Because it is rife with Appointments Clause violations, the Department of Agriculture’s anomalous enforcement regime is a quagmire of political accountability. When the Agriculture Department prosecutes someone in‐house, the case is heard by an inferior officer, known as an Administrative Law Judge (“ALJ”), whose decisions are reviewed by another inferior officer, known as the Judicial Officer. Yet the Constitution doesn’t permit such a sideways chain of command.
Unfortunately, the confusion runs even deeper. Although an ALJ’s decisions are reviewed by the Judicial Officer, a different official—the Agriculture Secretary—has the power to fire an ALJ. Here, however, the Secretary doesn’t have final say; rather, he can merely initiate removal proceedings against an ALJ, while the ultimate decision is made by a different agency (the Merit Systems Protection Board).
This unusual enforcement regime makes hash of constitutional accountability. Does the buck stop with the Judicial Officer that reviews an ALJs initial decision? Or does it stop with the Secretary, who admits to secretly influencing the Judicial Officer behind the scenes, and who can initiate removal proceedings against ALJs? Or does it stop with the Merit System Protection Board, which renders the final determination on an ALJs removal? Who knows?
In 2017, three midwestern horse trainers (Joe Fleming, Sam Perkins, & Jarrett Bradley) entered this Kafkaesque realm when the Agriculture Department alleged violations of the Horse Protection Act and sought punishments including civil fines. After the agency ruled against them, they sought judicial review in the U.S. Court of Appeals for the D.C. Circuit. While their case was pending, the Supreme Court issued its watershed decision in Lucia v. SEC, which held that ALJs are “inferior officers” under the Appointments Clause. In response to that decision, the D.C. Circuit ordered supplemental briefing.
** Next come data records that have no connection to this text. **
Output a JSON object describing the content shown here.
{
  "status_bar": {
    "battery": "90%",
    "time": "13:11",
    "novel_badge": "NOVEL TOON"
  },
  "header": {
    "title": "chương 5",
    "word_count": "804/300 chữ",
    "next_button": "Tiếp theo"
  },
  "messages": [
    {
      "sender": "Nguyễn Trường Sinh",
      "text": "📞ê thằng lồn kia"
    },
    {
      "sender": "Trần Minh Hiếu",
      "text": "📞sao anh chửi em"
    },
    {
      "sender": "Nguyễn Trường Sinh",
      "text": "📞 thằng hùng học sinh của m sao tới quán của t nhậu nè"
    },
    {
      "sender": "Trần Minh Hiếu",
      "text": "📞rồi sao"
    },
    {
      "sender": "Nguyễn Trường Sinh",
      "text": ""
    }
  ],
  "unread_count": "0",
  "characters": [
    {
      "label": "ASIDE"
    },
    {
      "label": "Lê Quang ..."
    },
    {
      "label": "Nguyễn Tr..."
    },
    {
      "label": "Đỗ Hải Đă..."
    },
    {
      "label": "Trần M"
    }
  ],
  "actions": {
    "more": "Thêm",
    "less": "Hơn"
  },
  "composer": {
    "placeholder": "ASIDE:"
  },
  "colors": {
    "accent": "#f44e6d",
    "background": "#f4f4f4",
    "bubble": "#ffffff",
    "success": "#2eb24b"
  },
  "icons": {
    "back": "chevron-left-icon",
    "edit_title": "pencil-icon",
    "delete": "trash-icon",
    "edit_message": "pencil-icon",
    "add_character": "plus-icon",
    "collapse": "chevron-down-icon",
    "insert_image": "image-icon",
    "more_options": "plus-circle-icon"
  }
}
In a brief filed today supporting the petitioners, Cato advances two arguments. First, we explain why the three ALJs at the Agriculture Department wield exceptional authority among the almost 2,000 ALJs currently employed by the federal government. Second, we explain that this program’s constitutional flaws are too interconnected to allow for half measures, such as severing Agriculture ALJs’ removal protections. To fix everything with one order, the court would have to rewrite the statute. Addressing the Agriculture Department’s unconstitutional enforcement scheme is a job for lawmakers, not judges.